Because we are not our brains, brain function or nonfunction does not define who we are, much less whether we are dead or alive.  With ongoing medical care, people can recover from a brain death diagnosis.  Jenny Hamann overheard her medical team discussing the “fact” that she was brain dead while lying helpless on a ventilator.  Unable to move or speak, she had to listen to her doctor saying that her husband was being “completely unreasonable” by not donating her organs.  She made a complete recovery, and went on to become a nurse so as to offer other patients better care than she received.


Brain death is a legal fiction, a lie that must be exposed.  Research into better care for brain injuries has been set back by over 50 years because we have been using these people as organ donors. The physician-patient relationship has suffered because doctors are being trained to see people with severe brain injuries as “as good as dead,” rather than valuing their humanity.
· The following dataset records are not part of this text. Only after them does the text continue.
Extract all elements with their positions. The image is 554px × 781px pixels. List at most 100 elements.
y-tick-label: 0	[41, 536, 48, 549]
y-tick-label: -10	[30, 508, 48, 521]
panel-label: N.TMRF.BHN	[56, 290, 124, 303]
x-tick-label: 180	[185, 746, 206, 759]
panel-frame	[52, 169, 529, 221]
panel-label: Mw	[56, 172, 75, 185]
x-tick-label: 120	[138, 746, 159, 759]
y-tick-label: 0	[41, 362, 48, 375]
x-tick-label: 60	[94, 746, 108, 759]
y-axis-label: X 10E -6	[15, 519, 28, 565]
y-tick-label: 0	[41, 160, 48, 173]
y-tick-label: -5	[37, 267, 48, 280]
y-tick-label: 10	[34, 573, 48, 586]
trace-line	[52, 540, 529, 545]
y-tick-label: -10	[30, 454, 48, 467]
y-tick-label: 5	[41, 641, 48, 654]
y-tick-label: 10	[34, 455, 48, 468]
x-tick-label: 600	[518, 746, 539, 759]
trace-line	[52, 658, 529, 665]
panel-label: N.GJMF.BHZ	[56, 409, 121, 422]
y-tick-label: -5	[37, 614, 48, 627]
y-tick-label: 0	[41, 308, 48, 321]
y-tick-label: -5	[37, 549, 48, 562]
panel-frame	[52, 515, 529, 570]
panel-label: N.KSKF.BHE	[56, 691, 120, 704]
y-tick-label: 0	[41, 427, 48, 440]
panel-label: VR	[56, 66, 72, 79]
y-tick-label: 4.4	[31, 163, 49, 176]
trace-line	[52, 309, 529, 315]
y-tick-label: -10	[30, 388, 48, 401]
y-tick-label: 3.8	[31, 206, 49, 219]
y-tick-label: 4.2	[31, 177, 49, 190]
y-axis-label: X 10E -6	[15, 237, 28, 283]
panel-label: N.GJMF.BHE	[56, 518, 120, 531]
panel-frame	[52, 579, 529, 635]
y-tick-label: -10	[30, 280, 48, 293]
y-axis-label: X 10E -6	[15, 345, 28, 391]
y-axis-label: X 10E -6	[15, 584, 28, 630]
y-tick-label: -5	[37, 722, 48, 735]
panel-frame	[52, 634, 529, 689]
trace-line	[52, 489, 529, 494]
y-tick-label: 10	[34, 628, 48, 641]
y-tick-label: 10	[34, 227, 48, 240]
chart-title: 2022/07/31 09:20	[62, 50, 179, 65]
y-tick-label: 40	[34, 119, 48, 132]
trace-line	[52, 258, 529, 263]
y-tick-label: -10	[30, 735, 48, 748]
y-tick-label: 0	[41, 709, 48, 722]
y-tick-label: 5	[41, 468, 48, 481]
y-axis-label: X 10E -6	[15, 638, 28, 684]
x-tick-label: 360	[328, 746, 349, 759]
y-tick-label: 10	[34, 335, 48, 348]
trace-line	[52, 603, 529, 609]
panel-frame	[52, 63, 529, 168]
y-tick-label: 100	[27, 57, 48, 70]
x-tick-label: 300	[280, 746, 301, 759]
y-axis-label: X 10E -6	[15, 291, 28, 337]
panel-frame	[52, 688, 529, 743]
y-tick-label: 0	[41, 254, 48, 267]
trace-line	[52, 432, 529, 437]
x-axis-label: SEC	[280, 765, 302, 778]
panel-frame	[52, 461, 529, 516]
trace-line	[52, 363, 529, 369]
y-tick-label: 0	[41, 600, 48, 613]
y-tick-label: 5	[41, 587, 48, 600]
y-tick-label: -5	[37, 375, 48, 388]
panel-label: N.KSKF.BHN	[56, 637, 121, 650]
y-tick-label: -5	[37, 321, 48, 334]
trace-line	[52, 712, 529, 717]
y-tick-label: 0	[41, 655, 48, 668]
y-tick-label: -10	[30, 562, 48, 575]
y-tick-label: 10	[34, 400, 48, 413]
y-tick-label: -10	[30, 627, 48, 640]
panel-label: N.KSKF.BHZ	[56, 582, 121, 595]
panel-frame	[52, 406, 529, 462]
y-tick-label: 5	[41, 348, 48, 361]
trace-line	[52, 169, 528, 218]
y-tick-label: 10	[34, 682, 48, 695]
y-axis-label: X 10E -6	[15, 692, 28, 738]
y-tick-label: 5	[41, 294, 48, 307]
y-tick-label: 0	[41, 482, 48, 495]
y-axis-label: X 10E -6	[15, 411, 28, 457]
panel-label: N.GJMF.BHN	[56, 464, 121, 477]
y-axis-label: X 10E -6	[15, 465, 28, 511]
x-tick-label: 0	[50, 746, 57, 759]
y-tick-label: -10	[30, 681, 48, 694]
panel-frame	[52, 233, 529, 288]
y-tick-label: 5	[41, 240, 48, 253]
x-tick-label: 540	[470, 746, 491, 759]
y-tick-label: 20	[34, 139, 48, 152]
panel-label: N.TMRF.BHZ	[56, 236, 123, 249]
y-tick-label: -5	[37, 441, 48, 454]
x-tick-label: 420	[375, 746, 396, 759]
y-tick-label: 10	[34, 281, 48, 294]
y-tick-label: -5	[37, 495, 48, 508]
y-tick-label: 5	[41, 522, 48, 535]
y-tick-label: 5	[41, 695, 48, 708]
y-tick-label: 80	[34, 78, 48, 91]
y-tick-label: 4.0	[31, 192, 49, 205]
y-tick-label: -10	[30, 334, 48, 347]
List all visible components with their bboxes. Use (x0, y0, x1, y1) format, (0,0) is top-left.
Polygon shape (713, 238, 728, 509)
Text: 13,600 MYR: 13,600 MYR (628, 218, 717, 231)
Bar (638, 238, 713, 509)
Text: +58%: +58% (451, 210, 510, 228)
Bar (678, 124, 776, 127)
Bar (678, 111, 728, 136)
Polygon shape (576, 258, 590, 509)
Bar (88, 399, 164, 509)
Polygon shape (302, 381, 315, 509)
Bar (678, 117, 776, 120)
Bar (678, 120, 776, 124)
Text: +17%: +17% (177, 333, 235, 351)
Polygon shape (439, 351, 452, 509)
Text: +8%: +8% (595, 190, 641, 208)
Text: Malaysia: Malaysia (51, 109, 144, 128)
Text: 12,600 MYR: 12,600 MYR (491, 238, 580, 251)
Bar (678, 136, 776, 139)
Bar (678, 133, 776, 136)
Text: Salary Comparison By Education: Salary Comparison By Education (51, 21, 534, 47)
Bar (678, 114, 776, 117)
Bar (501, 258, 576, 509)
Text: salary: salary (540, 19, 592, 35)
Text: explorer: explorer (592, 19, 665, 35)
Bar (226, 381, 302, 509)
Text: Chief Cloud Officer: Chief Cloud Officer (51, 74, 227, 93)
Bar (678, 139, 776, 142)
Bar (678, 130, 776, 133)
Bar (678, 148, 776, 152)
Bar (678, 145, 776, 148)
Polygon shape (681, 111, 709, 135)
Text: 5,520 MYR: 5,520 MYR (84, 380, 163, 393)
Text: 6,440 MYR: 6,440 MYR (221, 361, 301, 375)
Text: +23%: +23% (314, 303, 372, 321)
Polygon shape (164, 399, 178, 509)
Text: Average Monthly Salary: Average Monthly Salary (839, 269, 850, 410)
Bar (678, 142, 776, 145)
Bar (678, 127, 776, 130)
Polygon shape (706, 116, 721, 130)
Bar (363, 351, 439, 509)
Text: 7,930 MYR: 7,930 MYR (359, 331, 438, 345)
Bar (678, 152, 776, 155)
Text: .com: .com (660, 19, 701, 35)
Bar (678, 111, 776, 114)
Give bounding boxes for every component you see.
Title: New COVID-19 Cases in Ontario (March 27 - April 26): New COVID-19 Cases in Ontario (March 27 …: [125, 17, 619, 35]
You are not your brain, and brain death does not equal death.  Protect yourself from a false “brain death” diagnosis by refusing to be a registered organ donor.  But this is not enough.  The 2006 update to the Uniform Anatomical Gift Act (UAGA) now mandates that if a person has no documented refusal to donate (and the family cannot be contacted) the coroner, medical examiner, or hospital administrator can donate your body or organs on your behalf.  By documenting your refusal to donate in your advanced directive and electronic medical record and by carrying a “refusal to donate” wallet card, you can avoid becoming a living victim of “brain dead” organ harvesting.  If a person you know was declared dead by the neurological standard and had organs harvested, then we recommend pursuing litigation.  Very few (if any) people meet the legal standard of "irreversible cessation of all functions of the entire brain, including the brain stem" [emphasis mine]. Their cause of death was the removal of their organs, which violates the ethical principles of non-maleficence and the Dead Donor Rule (DDR), and a medical negligence case can be brought against physicians and a hospital.  Medical institutions must prove that "all functions of the entire brain" have reached the point of "irreversible cessation" prior to declaring death, an impossible standard to meet, but that's the law of the land -- at least for now.